Bees “dance” to communicate distance and direction to a food source. But when a source runs out, instead of returning to the hive for new instructions, bees often take shortcuts to new sources. And the dance language doesn’t communicate that.

“The new answer is, they’re smarter than we thought,” Najera said.

Najera leads a group of students working with Rudolf Jander, professor of ecology and evolutionary biology, to test bees’ cognitive abilities. To do this, they manipulate feeding stations. If they move a station in a repeated pattern through several days, the bees learn to predict the pattern. Similarly, they’ve discovered that bees can work out the more complex interactions of multiple factors, such as location plus odor plus time of day. They call this ability context-specific reasoning, and bees turn out to be highly skilled. Najera said the work helps lay a foundation for understanding how neural networks operate.
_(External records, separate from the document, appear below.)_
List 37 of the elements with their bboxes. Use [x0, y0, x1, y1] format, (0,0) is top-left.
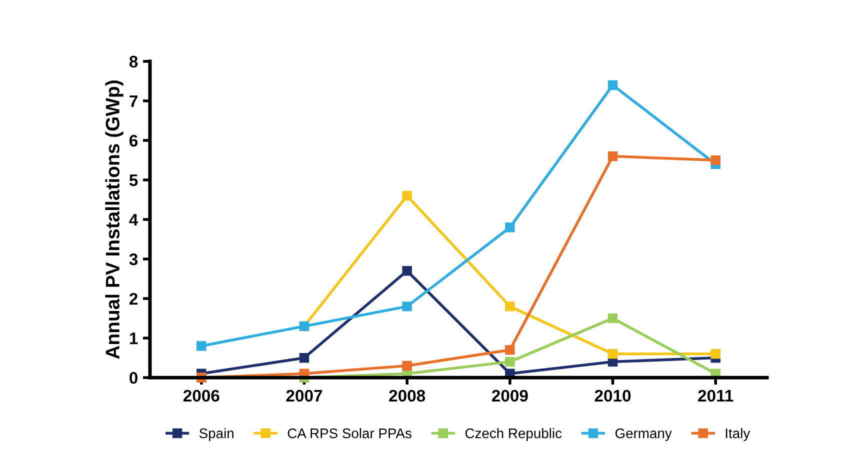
- point: [505, 222, 515, 232]
- point: [402, 360, 412, 371]
- y-tick-label: 2: [129, 292, 138, 305]
- legend-label: Germany: [615, 428, 672, 441]
- x-tick-label: 2010: [594, 390, 631, 402]
- legend-label: Spain: [199, 428, 234, 441]
- legend-label: Czech Republic: [465, 428, 562, 441]
- legend-label: Italy: [726, 428, 750, 441]
- point: [608, 151, 618, 162]
- point: [402, 302, 412, 312]
- point: [299, 352, 310, 363]
- point: [505, 345, 515, 355]
- point: [608, 80, 618, 90]
- x-tick-label: 2011: [698, 390, 734, 402]
- y-tick-label: 0: [130, 372, 138, 384]
- y-tick-label: 1: [130, 332, 138, 344]
- x-tick-label: 2008: [389, 390, 426, 402]
- y-tick-label: 8: [129, 56, 138, 68]
- point: [608, 313, 618, 324]
- x-tick-label: 2009: [492, 390, 528, 402]
- point: [505, 356, 515, 367]
- point: [505, 302, 515, 312]
- point: [710, 349, 720, 359]
- point: [402, 190, 412, 201]
- point: [608, 349, 618, 359]
- x-tick-label: 2006: [183, 390, 220, 402]
- legend-label: CA RPS Solar PPAs: [288, 428, 412, 438]
- y-tick-label: 3: [129, 253, 138, 266]
- y-tick-label: 5: [129, 174, 138, 186]
- y-axis-title: Annual PV Installations (GWp): [105, 80, 124, 359]
- point: [196, 341, 206, 351]
- point: [402, 266, 412, 276]
- x-tick-label: 2007: [286, 390, 322, 402]
- y-tick-label: 4: [129, 214, 138, 226]
- y-tick-label: 7: [130, 95, 138, 107]
- point: [710, 155, 720, 166]
- y-tick-label: 6: [130, 134, 138, 147]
“We don’t know how nervous systems work,” Najera said. “It’s one of the top four or five gaps in human knowledge. How do you generate the concept of physical pain? We have no clue. Let alone love, grief, things like that.”

Two KU Endowment scholarships have supported Najera’s work over summer sessions: the R.H. Beamer Scholarship and the John M. Deal Scholarship. “To have funds handed to me because someone is interested in the generation of new knowledge really energizes me,” Najera said. “When someone gives you money because of an idea you’ve had, you don’t want to let anyone down.”